I have some thoughts on how reference counting is implemented.
As of now, for every object in Urho3D that inherits from RefCounted (so nearly everything in the engine and most of the stuff in a user’s application) there will be two calls to malloc. One to allocate the object and another for allocating the RefCount object: https://github.com/urho3d/Urho3D/blob/master/Source/Urho3D/Container/RefCounted.cpp#L33
The question here is: Is calling malloc twice having any impact on performance? Or are there other things that outweigh the cost of allocating?
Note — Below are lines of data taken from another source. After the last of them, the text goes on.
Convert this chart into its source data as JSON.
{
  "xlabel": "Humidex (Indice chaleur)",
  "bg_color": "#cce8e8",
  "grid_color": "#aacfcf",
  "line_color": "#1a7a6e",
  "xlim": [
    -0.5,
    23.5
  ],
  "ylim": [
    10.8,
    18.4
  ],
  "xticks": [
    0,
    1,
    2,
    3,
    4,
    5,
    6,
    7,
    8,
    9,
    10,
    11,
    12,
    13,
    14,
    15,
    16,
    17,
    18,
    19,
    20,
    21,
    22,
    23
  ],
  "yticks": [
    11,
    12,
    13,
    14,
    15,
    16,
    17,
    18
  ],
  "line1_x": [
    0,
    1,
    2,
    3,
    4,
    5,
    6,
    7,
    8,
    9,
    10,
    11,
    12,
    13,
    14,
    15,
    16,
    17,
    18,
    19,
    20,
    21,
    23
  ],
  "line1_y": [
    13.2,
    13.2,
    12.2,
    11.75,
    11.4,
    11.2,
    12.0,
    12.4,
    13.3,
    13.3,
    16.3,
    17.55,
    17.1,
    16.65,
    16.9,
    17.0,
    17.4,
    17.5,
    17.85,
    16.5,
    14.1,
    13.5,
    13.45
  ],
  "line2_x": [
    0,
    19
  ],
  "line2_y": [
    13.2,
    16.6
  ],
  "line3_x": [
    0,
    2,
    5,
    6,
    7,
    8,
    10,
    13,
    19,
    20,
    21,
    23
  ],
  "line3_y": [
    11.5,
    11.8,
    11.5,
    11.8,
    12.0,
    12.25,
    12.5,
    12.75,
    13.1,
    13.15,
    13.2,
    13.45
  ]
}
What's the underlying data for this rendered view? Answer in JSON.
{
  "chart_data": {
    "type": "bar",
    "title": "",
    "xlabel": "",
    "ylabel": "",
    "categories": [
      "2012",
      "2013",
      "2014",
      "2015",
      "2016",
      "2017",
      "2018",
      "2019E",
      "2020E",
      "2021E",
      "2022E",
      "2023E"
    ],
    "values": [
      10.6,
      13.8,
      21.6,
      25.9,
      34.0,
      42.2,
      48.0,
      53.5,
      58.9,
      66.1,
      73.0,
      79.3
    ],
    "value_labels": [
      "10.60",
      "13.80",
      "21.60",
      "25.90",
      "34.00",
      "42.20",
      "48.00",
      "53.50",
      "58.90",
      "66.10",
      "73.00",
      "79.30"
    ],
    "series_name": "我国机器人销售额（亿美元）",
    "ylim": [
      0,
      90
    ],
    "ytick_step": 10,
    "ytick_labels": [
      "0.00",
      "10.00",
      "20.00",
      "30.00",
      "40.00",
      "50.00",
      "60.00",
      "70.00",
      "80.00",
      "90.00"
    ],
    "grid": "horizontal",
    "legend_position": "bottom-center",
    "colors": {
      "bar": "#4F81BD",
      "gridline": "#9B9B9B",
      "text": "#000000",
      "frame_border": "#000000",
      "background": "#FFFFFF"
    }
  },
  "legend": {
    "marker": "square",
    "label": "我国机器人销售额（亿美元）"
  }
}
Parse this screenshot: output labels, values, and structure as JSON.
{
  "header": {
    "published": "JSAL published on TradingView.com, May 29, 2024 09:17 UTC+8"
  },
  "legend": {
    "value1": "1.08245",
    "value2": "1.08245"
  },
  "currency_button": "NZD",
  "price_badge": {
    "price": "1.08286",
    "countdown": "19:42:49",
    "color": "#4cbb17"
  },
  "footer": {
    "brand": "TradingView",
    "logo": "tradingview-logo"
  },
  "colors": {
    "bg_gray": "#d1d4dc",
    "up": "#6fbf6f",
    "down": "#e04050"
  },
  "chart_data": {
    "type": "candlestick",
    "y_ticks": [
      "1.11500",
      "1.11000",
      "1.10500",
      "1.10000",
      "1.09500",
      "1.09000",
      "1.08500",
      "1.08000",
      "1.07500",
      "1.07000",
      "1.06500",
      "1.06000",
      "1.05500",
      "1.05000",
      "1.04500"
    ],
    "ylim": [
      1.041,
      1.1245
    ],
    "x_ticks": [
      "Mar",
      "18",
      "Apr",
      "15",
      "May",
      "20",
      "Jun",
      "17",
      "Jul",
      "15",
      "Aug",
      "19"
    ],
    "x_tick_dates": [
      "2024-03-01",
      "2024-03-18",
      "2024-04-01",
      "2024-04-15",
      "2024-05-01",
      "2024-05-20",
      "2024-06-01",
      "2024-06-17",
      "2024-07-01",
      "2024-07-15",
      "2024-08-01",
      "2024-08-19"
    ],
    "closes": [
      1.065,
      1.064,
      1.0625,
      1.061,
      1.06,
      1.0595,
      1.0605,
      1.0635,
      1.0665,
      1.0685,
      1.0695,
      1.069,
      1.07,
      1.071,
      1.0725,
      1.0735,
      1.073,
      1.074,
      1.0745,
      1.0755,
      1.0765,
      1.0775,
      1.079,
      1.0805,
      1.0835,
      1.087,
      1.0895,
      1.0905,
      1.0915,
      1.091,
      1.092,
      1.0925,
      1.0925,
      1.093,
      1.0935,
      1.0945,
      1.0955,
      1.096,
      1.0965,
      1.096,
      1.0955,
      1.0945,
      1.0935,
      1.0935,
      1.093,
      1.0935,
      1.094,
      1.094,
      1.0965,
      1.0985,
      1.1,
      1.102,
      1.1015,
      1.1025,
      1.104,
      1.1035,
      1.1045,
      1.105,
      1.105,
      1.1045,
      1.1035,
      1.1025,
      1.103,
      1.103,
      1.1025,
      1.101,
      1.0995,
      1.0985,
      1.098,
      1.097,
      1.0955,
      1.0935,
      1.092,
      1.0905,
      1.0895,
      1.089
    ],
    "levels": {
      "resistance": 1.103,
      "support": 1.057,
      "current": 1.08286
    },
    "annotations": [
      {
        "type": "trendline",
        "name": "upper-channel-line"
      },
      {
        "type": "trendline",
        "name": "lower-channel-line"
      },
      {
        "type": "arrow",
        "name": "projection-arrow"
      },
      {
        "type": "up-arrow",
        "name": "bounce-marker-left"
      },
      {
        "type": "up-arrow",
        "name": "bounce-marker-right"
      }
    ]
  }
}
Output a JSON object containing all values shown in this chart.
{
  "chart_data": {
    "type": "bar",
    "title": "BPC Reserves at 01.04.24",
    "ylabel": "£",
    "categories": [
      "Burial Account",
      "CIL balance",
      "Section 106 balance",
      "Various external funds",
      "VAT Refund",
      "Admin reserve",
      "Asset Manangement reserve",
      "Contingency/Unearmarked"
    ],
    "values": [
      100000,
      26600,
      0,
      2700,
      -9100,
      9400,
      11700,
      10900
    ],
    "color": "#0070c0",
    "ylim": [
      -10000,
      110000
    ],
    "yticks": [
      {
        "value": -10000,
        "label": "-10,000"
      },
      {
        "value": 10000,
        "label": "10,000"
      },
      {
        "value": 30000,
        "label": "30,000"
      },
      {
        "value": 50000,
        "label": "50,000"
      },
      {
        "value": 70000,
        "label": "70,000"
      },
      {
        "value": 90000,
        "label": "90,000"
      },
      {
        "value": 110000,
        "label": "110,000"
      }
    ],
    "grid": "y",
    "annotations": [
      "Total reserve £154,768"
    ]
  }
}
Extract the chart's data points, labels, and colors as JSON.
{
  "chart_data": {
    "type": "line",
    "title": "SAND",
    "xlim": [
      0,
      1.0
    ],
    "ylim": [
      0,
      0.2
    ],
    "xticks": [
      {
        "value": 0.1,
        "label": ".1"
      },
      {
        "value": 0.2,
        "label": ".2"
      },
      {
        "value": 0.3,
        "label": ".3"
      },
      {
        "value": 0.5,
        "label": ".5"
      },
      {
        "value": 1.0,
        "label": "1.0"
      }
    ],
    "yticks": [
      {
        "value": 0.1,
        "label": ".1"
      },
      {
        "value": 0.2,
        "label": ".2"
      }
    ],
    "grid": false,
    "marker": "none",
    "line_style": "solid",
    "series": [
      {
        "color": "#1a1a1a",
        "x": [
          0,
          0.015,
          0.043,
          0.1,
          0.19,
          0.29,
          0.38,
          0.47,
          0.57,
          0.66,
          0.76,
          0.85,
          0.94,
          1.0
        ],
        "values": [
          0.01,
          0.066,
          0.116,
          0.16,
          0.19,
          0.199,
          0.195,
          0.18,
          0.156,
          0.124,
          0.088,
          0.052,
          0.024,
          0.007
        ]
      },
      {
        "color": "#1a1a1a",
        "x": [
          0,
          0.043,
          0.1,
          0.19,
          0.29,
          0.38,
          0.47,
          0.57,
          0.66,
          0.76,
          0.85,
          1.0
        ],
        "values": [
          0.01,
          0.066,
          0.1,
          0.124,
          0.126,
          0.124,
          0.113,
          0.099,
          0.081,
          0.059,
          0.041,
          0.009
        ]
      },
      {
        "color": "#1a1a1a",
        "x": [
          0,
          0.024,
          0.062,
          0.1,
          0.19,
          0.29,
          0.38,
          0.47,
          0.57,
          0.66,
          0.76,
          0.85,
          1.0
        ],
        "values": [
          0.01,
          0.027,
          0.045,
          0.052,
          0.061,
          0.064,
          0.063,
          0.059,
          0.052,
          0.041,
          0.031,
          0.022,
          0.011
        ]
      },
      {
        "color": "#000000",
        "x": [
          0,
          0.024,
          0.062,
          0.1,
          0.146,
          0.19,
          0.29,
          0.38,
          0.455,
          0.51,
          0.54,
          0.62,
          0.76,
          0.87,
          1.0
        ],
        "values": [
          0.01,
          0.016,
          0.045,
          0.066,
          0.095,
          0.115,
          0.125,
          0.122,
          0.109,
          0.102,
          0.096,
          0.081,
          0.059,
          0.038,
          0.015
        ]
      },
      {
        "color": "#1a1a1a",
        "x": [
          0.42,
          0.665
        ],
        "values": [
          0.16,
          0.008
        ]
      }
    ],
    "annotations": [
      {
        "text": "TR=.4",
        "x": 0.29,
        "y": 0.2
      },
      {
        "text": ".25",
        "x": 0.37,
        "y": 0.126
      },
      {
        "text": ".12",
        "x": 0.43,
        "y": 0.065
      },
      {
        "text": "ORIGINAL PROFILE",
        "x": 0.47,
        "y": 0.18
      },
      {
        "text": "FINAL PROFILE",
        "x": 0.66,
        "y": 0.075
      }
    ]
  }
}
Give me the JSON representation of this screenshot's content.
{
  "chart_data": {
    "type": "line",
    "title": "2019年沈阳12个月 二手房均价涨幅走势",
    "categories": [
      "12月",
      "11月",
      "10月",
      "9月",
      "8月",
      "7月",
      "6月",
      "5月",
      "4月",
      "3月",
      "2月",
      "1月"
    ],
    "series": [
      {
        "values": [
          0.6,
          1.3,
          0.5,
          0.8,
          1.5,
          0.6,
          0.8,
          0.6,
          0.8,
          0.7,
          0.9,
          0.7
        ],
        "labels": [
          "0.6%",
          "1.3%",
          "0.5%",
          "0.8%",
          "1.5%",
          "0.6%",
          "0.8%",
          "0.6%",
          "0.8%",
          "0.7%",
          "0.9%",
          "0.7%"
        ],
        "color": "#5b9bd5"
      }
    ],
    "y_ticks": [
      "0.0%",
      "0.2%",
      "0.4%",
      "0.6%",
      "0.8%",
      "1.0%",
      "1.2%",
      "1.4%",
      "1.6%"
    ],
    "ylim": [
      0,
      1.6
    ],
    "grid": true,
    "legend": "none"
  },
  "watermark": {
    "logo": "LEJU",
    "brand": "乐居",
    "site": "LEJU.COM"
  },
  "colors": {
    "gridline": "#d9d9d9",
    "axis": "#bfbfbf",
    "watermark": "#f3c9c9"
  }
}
If this is a concern, then I have two ideas. The first is to inline refs_ and weakRefs_ into RefCounted and get rid of RefCount entirely. In order for weakrefs to still work, the conditions for when the object is destructed and freed would have to be modified: Call the destructor when refs_ reaches zero, free the memory when weakRefs_ reaches zero. This has the advantage of only having a single malloc call and the refcounts are located close to the object itself which makes the cache more coherent. The disadvantage is the additional delete logic, having to overload operator new, and the object remains allocated as long as there are weak references pointing to it.
Another idea might be to have a memory pool for RefCount objects. This would improve allocation speed but the refcount would be located far away from the object in memory, which is bad news for the cache whenever you modify the refcounts.
I’d like to hear your thoughts. Maybe this whole thing is also not an issue.